Por lei, porém, todo material extraído tem de ser catalogado e devidamente destinado, seja por meio de doações ou utilização na própria obra, por exemplo. Ocorre que milhares de troncos estão há mais de seis anos apodrecendo a céu aberto.

Nos bastidores, há relatos de que o excesso de burocracia tem dificultado a destinação do material. O Ibama não explicou se a empresa atrasou o repasse da madeira ou se acha correto queimar espécies em extinção e de alto valor comercial.

“Existe dificuldade de prefeituras e outros interessados de retirar e transportar tal madeira, especialmente por conta do valor de fretes cobrados por terceiros”, informou o Ibama, autarquia do Ministério do Meio Ambiente.

O órgão federal atribuiu ainda o problema à grande quantidade de madeira que foi cortada para dar espaço à usina. “A empresa vem cumprindo as determinações do Ibama e, embora exista esforço para utilizar e/ou doar, os volumes de madeira suprimida são bastante significativos, não havendo vazão para todo o quantitativo”.

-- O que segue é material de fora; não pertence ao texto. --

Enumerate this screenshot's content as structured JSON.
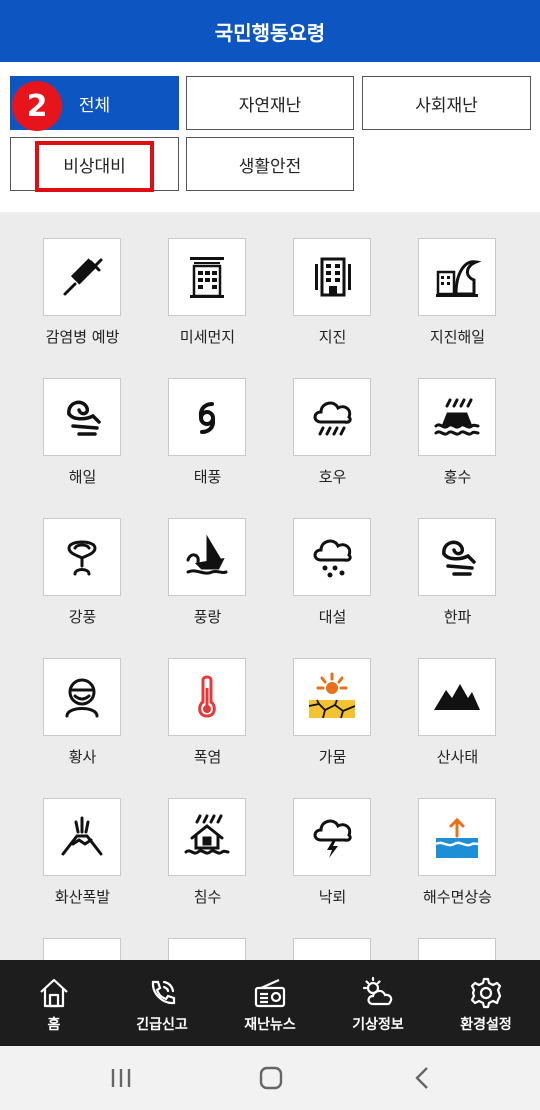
{
  "header": {
    "title": "국민행동요령"
  },
  "step_badge": "2",
  "filters": [
    {
      "label": "전체",
      "active": true
    },
    {
      "label": "자연재난",
      "active": false
    },
    {
      "label": "사회재난",
      "active": false
    },
    {
      "label": "비상대비",
      "active": false
    },
    {
      "label": "생활안전",
      "active": false
    }
  ],
  "items": [
    {
      "label": "감염병 예방",
      "icon": "syringe-icon"
    },
    {
      "label": "미세먼지",
      "icon": "fine-dust-building-icon"
    },
    {
      "label": "지진",
      "icon": "earthquake-building-icon"
    },
    {
      "label": "지진해일",
      "icon": "tsunami-building-icon"
    },
    {
      "label": "해일",
      "icon": "wave-icon"
    },
    {
      "label": "태풍",
      "icon": "typhoon-icon"
    },
    {
      "label": "호우",
      "icon": "rain-cloud-icon"
    },
    {
      "label": "홍수",
      "icon": "flood-car-icon"
    },
    {
      "label": "강풍",
      "icon": "tornado-icon"
    },
    {
      "label": "풍랑",
      "icon": "sailboat-wave-icon"
    },
    {
      "label": "대설",
      "icon": "snow-cloud-icon"
    },
    {
      "label": "한파",
      "icon": "cold-wave-icon"
    },
    {
      "label": "황사",
      "icon": "mask-person-icon"
    },
    {
      "label": "폭염",
      "icon": "thermometer-icon"
    },
    {
      "label": "가뭄",
      "icon": "drought-sun-icon"
    },
    {
      "label": "산사태",
      "icon": "mountain-icon"
    },
    {
      "label": "화산폭발",
      "icon": "volcano-icon"
    },
    {
      "label": "침수",
      "icon": "flooded-house-icon"
    },
    {
      "label": "낙뢰",
      "icon": "lightning-cloud-icon"
    },
    {
      "label": "해수면상승",
      "icon": "sea-level-rise-icon"
    }
  ],
  "nav": [
    {
      "label": "홈",
      "icon": "home-icon"
    },
    {
      "label": "긴급신고",
      "icon": "phone-icon"
    },
    {
      "label": "재난뉴스",
      "icon": "radio-icon"
    },
    {
      "label": "기상정보",
      "icon": "weather-icon"
    },
    {
      "label": "환경설정",
      "icon": "gear-icon"
    }
  ],
  "colors": {
    "brand": "#0d56c2",
    "highlight": "#e00d12"
  }
}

A respeito do pedido para queimar o material, o Ibama declarou que “o requerimento da Norte Energia solicitando o uso de madeira para fins energéticos chegou ao Ibama em 1.º de setembro deste ano e encontra-se em análise”.

Erguida na Amazônia, Belo Monte está localizada em uma das regiões que mais sofrem com o desmatamento ilegal, um crime crônico que domina boa parte do território do Pará e demais Estados da região amazônica.